I'm studying for my exam and I'd appreciate any help.
In this exercise we have the following first order signature : L = ($\varnothing$,P) and P = {$E^2, =^1,G^1 $}.
Here's an interpretation I of domain $D_I$ = {$v_0, v_1,v_2,v_3$ } with:
$E^I $= {$(v_0, v_0), (v_0, v_1), (v_0, v_2), (v_1,v_1), (v_2, v_0), (v_3 , v_0), (v_3 , v_1), (v_3 , v_2) $}
$ =^I $ = {$(v_0, v_0), (v_1,v_1), (v_2, v_2), (v_3 , v_3) $}
$ G^I $ = {$v_0, v_3$}
" I " can be considered as an oriented graph colored, where the relation of adjacency is denoted as "E", grey vertexes are denoted as " G ", and " = " represents equality.

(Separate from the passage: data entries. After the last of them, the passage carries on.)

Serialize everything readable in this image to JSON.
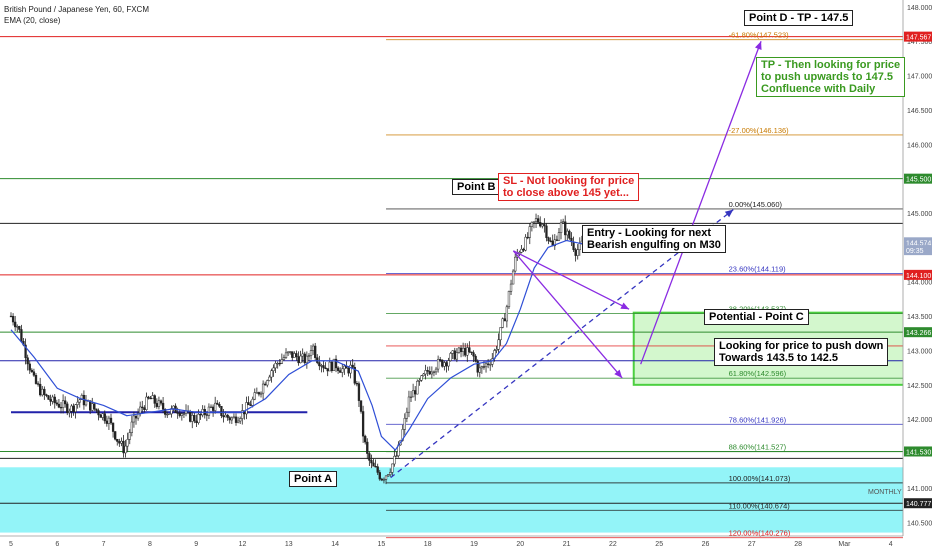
{
  "header": {
    "symbol_line": "British Pound / Japanese Yen, 60, FXCM",
    "indicator_line": "EMA (20, close)"
  },
  "annotations": {
    "point_d": "Point D - TP - 147.5",
    "tp_note": [
      "TP - Then looking for price",
      "to push upwards to 147.5",
      "Confluence with Daily"
    ],
    "point_b": "Point B",
    "sl_note": [
      "SL - Not looking for price",
      "to close above 145 yet..."
    ],
    "entry_note": [
      "Entry - Looking for next",
      "Bearish engulfing on M30"
    ],
    "potential_c": "Potential - Point C",
    "push_down_note": [
      "Looking for price to push down",
      "Towards 143.5 to 142.5"
    ],
    "point_a": "Point A",
    "monthly": "MONTHLY"
  },
  "colors": {
    "candle": "#222222",
    "ema": "#2f4fd6",
    "arrow": "#8a2be2",
    "zone_monthly": "#6ff0f5",
    "zone_c": "#c8f5c0",
    "zone_c_border": "#4ccf40",
    "fib_label": "#b05a00",
    "tp_text": "#3a9a20",
    "sl_text": "#e02020"
  },
  "chart_data": {
    "type": "candlestick",
    "symbol": "GBPJPY",
    "timeframe": "60",
    "x_tick_labels": [
      "5",
      "6",
      "7",
      "8",
      "9",
      "12",
      "13",
      "14",
      "15",
      "18",
      "19",
      "20",
      "21",
      "22",
      "25",
      "26",
      "27",
      "28",
      "Mar",
      "4"
    ],
    "ylim": [
      140.3,
      148.1
    ],
    "y_tick_labels": [
      "140.500",
      "141.000",
      "141.500",
      "142.000",
      "142.500",
      "143.000",
      "143.500",
      "144.000",
      "144.500",
      "145.000",
      "145.500",
      "146.000",
      "146.500",
      "147.000",
      "147.500",
      "148.000"
    ],
    "price_badges": [
      {
        "label": "147.567",
        "value": 147.567,
        "color": "#e02020"
      },
      {
        "label": "145.500",
        "value": 145.5,
        "color": "#2e8b2e"
      },
      {
        "label": "144.574",
        "value": 144.574,
        "color": "#9aa8c8"
      },
      {
        "label": "09:35",
        "value": 144.46,
        "color": "#9aa8c8"
      },
      {
        "label": "144.100",
        "value": 144.1,
        "color": "#e02020"
      },
      {
        "label": "143.266",
        "value": 143.266,
        "color": "#2e8b2e"
      },
      {
        "label": "141.530",
        "value": 141.53,
        "color": "#2e8b2e"
      },
      {
        "label": "140.777",
        "value": 140.777,
        "color": "#222222"
      }
    ],
    "fib_levels": [
      {
        "label": "-61.80%(147.523)",
        "value": 147.523,
        "color": "#c87a00"
      },
      {
        "label": "-27.00%(146.136)",
        "value": 146.136,
        "color": "#c87a00"
      },
      {
        "label": "0.00%(145.060)",
        "value": 145.06,
        "color": "#222222"
      },
      {
        "label": "23.60%(144.119)",
        "value": 144.119,
        "color": "#3535c0"
      },
      {
        "label": "38.20%(143.537)",
        "value": 143.537,
        "color": "#2e8b2e"
      },
      {
        "label": "50.00%(143.066)",
        "value": 143.066,
        "color": "#e02020"
      },
      {
        "label": "61.80%(142.596)",
        "value": 142.596,
        "color": "#2e8b2e"
      },
      {
        "label": "78.60%(141.926)",
        "value": 141.926,
        "color": "#3535c0"
      },
      {
        "label": "88.60%(141.527)",
        "value": 141.527,
        "color": "#2e8b2e"
      },
      {
        "label": "100.00%(141.073)",
        "value": 141.073,
        "color": "#222222"
      },
      {
        "label": "110.00%(140.674)",
        "value": 140.674,
        "color": "#222222"
      },
      {
        "label": "120.00%(140.276)",
        "value": 140.276,
        "color": "#e02020"
      }
    ],
    "horizontal_lines": [
      {
        "value": 147.567,
        "color": "#e02020"
      },
      {
        "value": 145.5,
        "color": "#2e8b2e"
      },
      {
        "value": 144.85,
        "color": "#222222"
      },
      {
        "value": 144.1,
        "color": "#e02020"
      },
      {
        "value": 143.266,
        "color": "#2e8b2e"
      },
      {
        "value": 142.85,
        "color": "#2222aa"
      },
      {
        "value": 141.53,
        "color": "#2e8b2e"
      },
      {
        "value": 141.43,
        "color": "#222222"
      },
      {
        "value": 140.777,
        "color": "#222222"
      }
    ],
    "support_line": {
      "value": 142.1,
      "x_from": 0,
      "x_to": 6.4
    },
    "zones": [
      {
        "name": "monthly",
        "from": 140.35,
        "to": 141.3
      },
      {
        "name": "point_c",
        "from": 142.5,
        "to": 143.55
      }
    ],
    "price_path": [
      [
        0,
        143.5
      ],
      [
        0.15,
        143.35
      ],
      [
        0.3,
        143.0
      ],
      [
        0.5,
        142.55
      ],
      [
        0.7,
        142.35
      ],
      [
        0.9,
        142.25
      ],
      [
        1.1,
        142.2
      ],
      [
        1.3,
        142.15
      ],
      [
        1.5,
        142.3
      ],
      [
        1.7,
        142.2
      ],
      [
        1.9,
        142.1
      ],
      [
        2.1,
        142.0
      ],
      [
        2.3,
        141.7
      ],
      [
        2.45,
        141.55
      ],
      [
        2.6,
        141.9
      ],
      [
        2.8,
        142.15
      ],
      [
        3.0,
        142.3
      ],
      [
        3.2,
        142.2
      ],
      [
        3.4,
        142.1
      ],
      [
        3.6,
        142.15
      ],
      [
        3.8,
        142.05
      ],
      [
        4.0,
        142.0
      ],
      [
        4.2,
        142.1
      ],
      [
        4.4,
        142.2
      ],
      [
        4.6,
        142.05
      ],
      [
        4.8,
        142.0
      ],
      [
        5.0,
        142.1
      ],
      [
        5.2,
        142.25
      ],
      [
        5.4,
        142.45
      ],
      [
        5.6,
        142.7
      ],
      [
        5.8,
        142.85
      ],
      [
        6.0,
        142.95
      ],
      [
        6.2,
        142.9
      ],
      [
        6.4,
        142.85
      ],
      [
        6.5,
        143.1
      ],
      [
        6.6,
        142.9
      ],
      [
        6.8,
        142.75
      ],
      [
        7.0,
        142.8
      ],
      [
        7.2,
        142.7
      ],
      [
        7.35,
        142.75
      ],
      [
        7.5,
        142.4
      ],
      [
        7.6,
        141.8
      ],
      [
        7.7,
        141.45
      ],
      [
        7.8,
        141.3
      ],
      [
        7.9,
        141.25
      ],
      [
        8.0,
        141.15
      ],
      [
        8.1,
        141.2
      ],
      [
        8.2,
        141.3
      ],
      [
        8.35,
        141.5
      ],
      [
        8.5,
        141.95
      ],
      [
        8.6,
        142.3
      ],
      [
        8.8,
        142.5
      ],
      [
        9.0,
        142.7
      ],
      [
        9.2,
        142.8
      ],
      [
        9.4,
        142.85
      ],
      [
        9.6,
        142.95
      ],
      [
        9.8,
        143.0
      ],
      [
        10.0,
        142.9
      ],
      [
        10.1,
        142.7
      ],
      [
        10.2,
        142.75
      ],
      [
        10.4,
        142.9
      ],
      [
        10.55,
        143.2
      ],
      [
        10.7,
        143.6
      ],
      [
        10.8,
        144.0
      ],
      [
        10.9,
        144.35
      ],
      [
        11.0,
        144.5
      ],
      [
        11.1,
        144.55
      ],
      [
        11.25,
        144.8
      ],
      [
        11.35,
        144.9
      ],
      [
        11.5,
        144.85
      ],
      [
        11.6,
        144.65
      ],
      [
        11.7,
        144.5
      ],
      [
        11.8,
        144.7
      ],
      [
        11.9,
        144.85
      ],
      [
        12.0,
        144.7
      ],
      [
        12.1,
        144.6
      ],
      [
        12.2,
        144.45
      ],
      [
        12.3,
        144.5
      ],
      [
        12.35,
        144.57
      ]
    ],
    "ema_path": [
      [
        0,
        143.3
      ],
      [
        0.5,
        142.9
      ],
      [
        1,
        142.45
      ],
      [
        1.5,
        142.3
      ],
      [
        2,
        142.2
      ],
      [
        2.5,
        142.05
      ],
      [
        3,
        142.1
      ],
      [
        3.5,
        142.15
      ],
      [
        4,
        142.1
      ],
      [
        4.5,
        142.1
      ],
      [
        5,
        142.1
      ],
      [
        5.5,
        142.3
      ],
      [
        6,
        142.65
      ],
      [
        6.5,
        142.85
      ],
      [
        7,
        142.85
      ],
      [
        7.5,
        142.7
      ],
      [
        7.8,
        142.2
      ],
      [
        8.0,
        141.75
      ],
      [
        8.3,
        141.55
      ],
      [
        8.6,
        141.85
      ],
      [
        9,
        142.3
      ],
      [
        9.5,
        142.6
      ],
      [
        10,
        142.8
      ],
      [
        10.4,
        142.85
      ],
      [
        10.7,
        143.1
      ],
      [
        11,
        143.6
      ],
      [
        11.3,
        144.2
      ],
      [
        11.6,
        144.5
      ],
      [
        12,
        144.6
      ],
      [
        12.35,
        144.55
      ]
    ],
    "arrows": [
      {
        "from": [
          8.2,
          141.15
        ],
        "to": [
          15.6,
          145.05
        ],
        "dashed": true
      },
      {
        "from": [
          10.85,
          144.45
        ],
        "to": [
          13.35,
          143.6
        ],
        "dashed": false
      },
      {
        "from": [
          10.85,
          144.45
        ],
        "to": [
          13.2,
          142.6
        ],
        "dashed": false
      },
      {
        "from": [
          13.6,
          142.8
        ],
        "to": [
          16.2,
          147.5
        ],
        "dashed": false
      }
    ]
  }
}
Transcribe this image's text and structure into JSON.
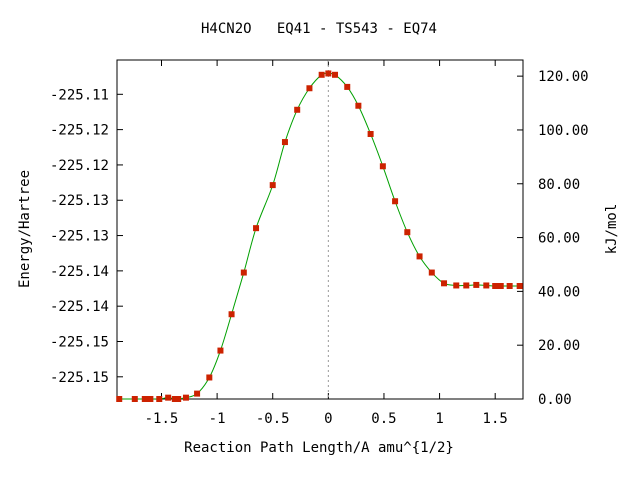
{
  "chart_data": {
    "type": "line",
    "title": "H4CN2O   EQ41 - TS543 - EQ74",
    "xlabel": "Reaction Path Length/A amu^{1/2}",
    "ylabel_left": "Energy/Hartree",
    "ylabel_right": "kJ/mol",
    "xlim": [
      -1.9,
      1.75
    ],
    "ylim_kjmol": [
      0,
      126
    ],
    "x_ticks": [
      -1.5,
      -1,
      -0.5,
      0,
      0.5,
      1,
      1.5
    ],
    "x_tick_labels": [
      "-1.5",
      "-1",
      "-0.5",
      "0",
      "0.5",
      "1",
      "1.5"
    ],
    "left_tick_labels": [
      "-225.11",
      "-225.12",
      "-225.12",
      "-225.13",
      "-225.13",
      "-225.14",
      "-225.14",
      "-225.15",
      "-225.15"
    ],
    "left_tick_kjmol": [
      113.25,
      100.125,
      87.0,
      73.875,
      60.75,
      47.625,
      34.5,
      21.375,
      8.25
    ],
    "right_ticks": [
      0,
      20,
      40,
      60,
      80,
      100,
      120
    ],
    "right_tick_labels": [
      "0.00",
      "20.00",
      "40.00",
      "60.00",
      "80.00",
      "100.00",
      "120.00"
    ],
    "ts_marker_x": 0,
    "grid": false,
    "colors": {
      "line": "#00a000",
      "points": "#cc2200",
      "ts_marker": "#999999"
    },
    "series": [
      {
        "x": [
          -1.88,
          -1.74,
          -1.65,
          -1.6,
          -1.52,
          -1.44,
          -1.38,
          -1.35,
          -1.28,
          -1.18,
          -1.07,
          -0.97,
          -0.87,
          -0.76,
          -0.65,
          -0.5,
          -0.39,
          -0.28,
          -0.17,
          -0.06,
          0.0,
          0.06,
          0.17,
          0.27,
          0.38,
          0.49,
          0.6,
          0.71,
          0.82,
          0.93,
          1.04,
          1.15,
          1.24,
          1.33,
          1.42,
          1.5,
          1.55,
          1.63,
          1.72
        ],
        "y": [
          0.0,
          0.0,
          0.0,
          0.0,
          0.0,
          0.5,
          0.0,
          0.0,
          0.5,
          2.0,
          8.0,
          18.0,
          31.5,
          47.0,
          63.5,
          79.5,
          95.5,
          107.5,
          115.5,
          120.5,
          121.0,
          120.5,
          116.0,
          109.0,
          98.5,
          86.5,
          73.5,
          62.0,
          53.0,
          47.0,
          43.0,
          42.2,
          42.2,
          42.4,
          42.2,
          42.0,
          42.0,
          42.0,
          42.0
        ]
      }
    ]
  }
}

The question is: write a first order formula which represents the sentence "Every non grey vertex has exactly one edge leaving it".
I wrote this formula but I'm not sure if it's correct:
$((\forall x \lnot G(x)) \Rightarrow∃y E(x,y))∧∀x∀y∀z((E(x,y)∧E(x,z))⇒y=z) $
Quantification over individuals that satisfy a given predicate usually does not follow the syntax that you use. Moreover, the statement about uniqueness is a condition satisfied by every non-grey vertex. So I would write
$$\forall x. \lnot G(x) \Rightarrow (\exists y E(x,y) \wedge \forall w \forall z. (E(x,w) \wedge E(x,z) \Rightarrow w = z))$$
The first conjunct in the conclusion of the implication expresses that there exists an edge leaving $x$. The second conjunct expresses that any two edges leaving $x$ have the same terminal endpoint.